Üstadımızın yaptığı sadece Kur’an’a tercümanlıktır ve zalimlerin yıkılışı için duadır. Dindar Kahraman rolü oynadığı halde, Mel’un İsrail’e hâlâ her gün gemiler dolusu mazot, gıda, su, çimento, demir ve elektrik gönderen Erdoğan iktidarını destekleyen şuursuz ve onursuz kimselere hiçbir lafınız yok da, Ahmet Hoca’nın İsrail’in yıkılış müjdesine mi takıldınız?!
Eh ne yapalım bu bir ayar meselesidir.
Osman Nuri Çelik – Konya
Osman bey, öncelikle İsrail bir devlet değilki ömrüde şu kadar yıl olsun Hiç mi Merhum Erbakanı dinlemediniz.

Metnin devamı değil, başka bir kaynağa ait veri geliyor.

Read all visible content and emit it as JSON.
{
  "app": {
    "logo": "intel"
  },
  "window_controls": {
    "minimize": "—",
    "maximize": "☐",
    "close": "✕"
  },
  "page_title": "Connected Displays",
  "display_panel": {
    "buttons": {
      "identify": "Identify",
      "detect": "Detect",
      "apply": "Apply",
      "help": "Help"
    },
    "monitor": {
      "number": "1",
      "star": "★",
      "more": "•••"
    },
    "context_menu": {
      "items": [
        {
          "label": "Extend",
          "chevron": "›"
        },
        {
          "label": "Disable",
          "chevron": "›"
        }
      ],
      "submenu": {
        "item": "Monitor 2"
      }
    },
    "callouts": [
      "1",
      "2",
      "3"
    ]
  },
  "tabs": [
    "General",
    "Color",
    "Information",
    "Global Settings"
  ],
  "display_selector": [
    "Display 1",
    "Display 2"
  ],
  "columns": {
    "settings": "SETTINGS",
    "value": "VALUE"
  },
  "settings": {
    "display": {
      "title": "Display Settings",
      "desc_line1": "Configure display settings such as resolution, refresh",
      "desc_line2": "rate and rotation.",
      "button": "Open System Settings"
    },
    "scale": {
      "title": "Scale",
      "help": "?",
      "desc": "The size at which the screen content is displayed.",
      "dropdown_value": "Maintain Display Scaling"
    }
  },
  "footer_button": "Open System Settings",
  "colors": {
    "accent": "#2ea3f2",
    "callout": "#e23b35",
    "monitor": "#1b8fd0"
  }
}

Hem beni niye eleştirdiniz anlamadım. Size muhalif yorumum yok. Geberesi İsrail gebersin inşallah temennili bir söz paylaştım. Fakat nasıl anladınız ilginç
Artık son ve tek çare, azgın İsrail’in durdurulması ve yaptığı zulümlerin kusturulmasıdır. Bu da ancak Milli Çözüm inancı ve Erbakan icraatıyla mümkün olacaktır. Ve ümitvar olunuz, ki o kutlu günler yakındır!.. İşte bakın ve heyecanlanıp hazırlanın; artık her gün onlarca İsrail tankı ve yüzlerce terörist militanı etkisiz bırakılmaktadır. İsrail yırtıcı domuz gibi Gazze kapanına yakalanmıştır!
alıntı
HAYKIRIŞ
Mücadele asla bitmez, can bu bedenden çıkmadıkça.
Zirve zırva karışmış, cinnette ruh halimiz.
Boş lakırtı, gevezelik ayyuka çıkmış gitmiş.
Paraya tapan dünya, rüşvete boyun eğmiş.
Zalim Siyon vuruyor, kahbe dünya bakıyor.
Dikkat sona yakınız, hazırlığın tam olsun.
İhtiyaç olduğunda,birliklere göz olsun.
Zafer İnananlarındır ve Zafer Yakındır!
Yıllardır İsrail çırpınıyor deniyor, ne bileyim bir türlü geberesi gebermedi gitti.